Federal Judge Shuts Down Two Dallas Tax Preparers
One Firms Owner Allegedly Taught Employees to Fabricate Phony Businesses for Customers in Order to Claim Bogus Deductions
WASHINGTON – A federal court has shut down two Dallas tax preparers during the height of tax-filing season, the Justice Department announced today. Chief Judge Sidney Fitzwater of the U.S. District Court for the Northern District of Texas signed a temporary restraining order barring Ethel Washington from preparing any tax returns. The court found that Washington continually and repeatedly prepared federal tax returns with false or inflated Schedule C business losses, even after the Internal Revenue Service (IRS) notified her that it was investigating her return preparation. The court noted that Washington has prepared returns with false or inflated business losses since 2004, and has already prepared 120 returns with claimed business losses during this tax-filing season, some of which were false or inflated.

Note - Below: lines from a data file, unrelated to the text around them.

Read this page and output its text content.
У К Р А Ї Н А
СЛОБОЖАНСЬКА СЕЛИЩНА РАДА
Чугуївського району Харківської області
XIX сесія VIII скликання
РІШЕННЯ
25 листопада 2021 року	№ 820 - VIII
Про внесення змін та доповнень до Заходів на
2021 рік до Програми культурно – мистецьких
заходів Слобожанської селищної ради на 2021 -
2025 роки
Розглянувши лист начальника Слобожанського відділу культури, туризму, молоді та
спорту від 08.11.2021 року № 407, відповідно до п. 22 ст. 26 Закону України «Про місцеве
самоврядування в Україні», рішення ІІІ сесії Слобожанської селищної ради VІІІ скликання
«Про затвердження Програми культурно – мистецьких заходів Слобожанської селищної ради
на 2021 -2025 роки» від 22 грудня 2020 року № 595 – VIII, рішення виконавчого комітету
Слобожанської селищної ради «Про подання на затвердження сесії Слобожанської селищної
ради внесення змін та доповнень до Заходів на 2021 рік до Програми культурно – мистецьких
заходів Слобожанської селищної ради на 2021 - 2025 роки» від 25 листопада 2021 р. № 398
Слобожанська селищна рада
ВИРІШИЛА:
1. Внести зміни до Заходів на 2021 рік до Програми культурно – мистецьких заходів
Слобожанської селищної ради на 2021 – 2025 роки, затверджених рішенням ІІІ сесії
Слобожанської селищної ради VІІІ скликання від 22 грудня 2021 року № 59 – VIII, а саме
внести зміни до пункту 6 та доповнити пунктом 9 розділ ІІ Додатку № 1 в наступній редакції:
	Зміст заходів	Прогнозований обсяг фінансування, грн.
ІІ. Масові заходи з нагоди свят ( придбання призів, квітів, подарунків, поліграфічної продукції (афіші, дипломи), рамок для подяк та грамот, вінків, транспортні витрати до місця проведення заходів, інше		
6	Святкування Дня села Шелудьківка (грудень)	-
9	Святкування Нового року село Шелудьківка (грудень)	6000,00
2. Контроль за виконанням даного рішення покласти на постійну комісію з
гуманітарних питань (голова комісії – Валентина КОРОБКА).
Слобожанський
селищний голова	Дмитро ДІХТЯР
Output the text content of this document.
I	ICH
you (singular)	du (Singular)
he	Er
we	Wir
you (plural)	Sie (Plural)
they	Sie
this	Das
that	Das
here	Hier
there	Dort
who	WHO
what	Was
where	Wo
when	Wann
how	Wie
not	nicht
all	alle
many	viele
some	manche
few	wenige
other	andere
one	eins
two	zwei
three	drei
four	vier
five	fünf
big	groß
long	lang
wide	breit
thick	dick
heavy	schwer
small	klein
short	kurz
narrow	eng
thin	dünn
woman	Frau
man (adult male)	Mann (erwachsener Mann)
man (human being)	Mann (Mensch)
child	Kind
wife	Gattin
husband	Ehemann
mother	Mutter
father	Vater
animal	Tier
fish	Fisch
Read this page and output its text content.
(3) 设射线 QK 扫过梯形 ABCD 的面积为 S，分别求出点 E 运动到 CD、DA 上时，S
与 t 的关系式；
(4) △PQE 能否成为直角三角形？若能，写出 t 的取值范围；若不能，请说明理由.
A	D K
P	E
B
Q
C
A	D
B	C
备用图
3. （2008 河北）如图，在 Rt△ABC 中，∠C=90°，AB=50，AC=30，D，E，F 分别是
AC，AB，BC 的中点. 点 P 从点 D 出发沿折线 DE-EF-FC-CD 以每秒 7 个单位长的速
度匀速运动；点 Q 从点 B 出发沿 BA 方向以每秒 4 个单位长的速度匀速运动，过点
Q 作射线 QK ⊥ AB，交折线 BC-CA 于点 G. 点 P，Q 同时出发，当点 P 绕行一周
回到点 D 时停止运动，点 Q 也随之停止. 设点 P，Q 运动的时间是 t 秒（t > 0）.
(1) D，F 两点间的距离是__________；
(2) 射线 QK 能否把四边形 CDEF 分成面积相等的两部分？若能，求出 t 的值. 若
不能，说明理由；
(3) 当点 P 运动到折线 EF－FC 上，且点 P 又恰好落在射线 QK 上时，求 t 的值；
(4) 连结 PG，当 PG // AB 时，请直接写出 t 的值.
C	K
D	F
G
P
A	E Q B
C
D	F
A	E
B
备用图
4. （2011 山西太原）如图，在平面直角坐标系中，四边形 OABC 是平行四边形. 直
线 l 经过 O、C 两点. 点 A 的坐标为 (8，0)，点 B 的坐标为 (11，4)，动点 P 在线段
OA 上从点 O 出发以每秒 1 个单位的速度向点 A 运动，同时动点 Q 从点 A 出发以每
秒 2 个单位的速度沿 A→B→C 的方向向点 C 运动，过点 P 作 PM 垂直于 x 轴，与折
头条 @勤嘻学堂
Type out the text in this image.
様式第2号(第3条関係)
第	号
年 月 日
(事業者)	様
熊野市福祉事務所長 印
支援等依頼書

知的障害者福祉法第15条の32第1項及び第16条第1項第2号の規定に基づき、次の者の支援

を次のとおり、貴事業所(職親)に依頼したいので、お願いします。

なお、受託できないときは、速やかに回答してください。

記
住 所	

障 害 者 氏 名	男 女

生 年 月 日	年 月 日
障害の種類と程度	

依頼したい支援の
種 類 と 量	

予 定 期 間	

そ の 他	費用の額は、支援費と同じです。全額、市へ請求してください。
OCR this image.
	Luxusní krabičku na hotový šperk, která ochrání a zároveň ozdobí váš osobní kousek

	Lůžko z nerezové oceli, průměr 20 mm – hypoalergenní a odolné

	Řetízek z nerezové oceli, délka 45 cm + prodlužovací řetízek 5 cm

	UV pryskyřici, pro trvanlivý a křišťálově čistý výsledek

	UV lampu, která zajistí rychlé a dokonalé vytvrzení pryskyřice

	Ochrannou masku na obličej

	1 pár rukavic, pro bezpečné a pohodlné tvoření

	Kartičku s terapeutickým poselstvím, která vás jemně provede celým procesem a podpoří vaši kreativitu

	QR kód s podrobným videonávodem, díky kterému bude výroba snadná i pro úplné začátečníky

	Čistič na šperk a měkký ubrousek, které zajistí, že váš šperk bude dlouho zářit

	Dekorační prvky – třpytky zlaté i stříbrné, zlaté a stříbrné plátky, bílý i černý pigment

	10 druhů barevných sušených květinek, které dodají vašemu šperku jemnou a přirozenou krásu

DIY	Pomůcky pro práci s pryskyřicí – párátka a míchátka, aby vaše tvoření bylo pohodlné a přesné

Washington operates Washington Income Tax Service in Dallas.
The court has also permanently barred Washington’s former employer, Tina Preston, and her firm, The Preston Group & Associates Inc., from preparing federal tax returns. Preston consented to the civil injunction order. The court required Preston to provide her customer list to the Justice Department and to post a copy of the court order on her website.
According to the government complaint, filed in the case last month, Preston Tax Services prepared federal income tax returns for thousands of individual customers. Tina Preston allegedly taught employees, including Ethel Washington, how to list phony businesses on customers’ returns in order to report false business losses to offset customers’ wage income. The complaint further alleged that the defendants sometimes used phony businesses to increase customers’ income in order to claim improper earned income tax credits, a benefit that is available under some circumstances to working people in certain income ranges. According to the complaint, the tax losses from the defendants’ misconduct could be as much as $60 million. The case against several other defendants remains pending.
"The court’s swift action shows that tax preparers can face serious consequences for misconduct," said John A. DiCicco, Acting Assistant Attorney General for the Justice Department’s Tax Division. "The IRS and Justice Department are committed to putting fraudulent preparers out of business."
DiCicco thanked Justice Department trial attorney Michael Pahl, who handled the case, and Glenda Dziema, a revenue agent with the IRS’s Small Business/Self Employed Division, who handled the investigation.
In the past decade the Justice Department has obtained injunctions against more than 380 tax preparers and tax-fraud promoters. Information about these cases is available on the Justice Department Web site.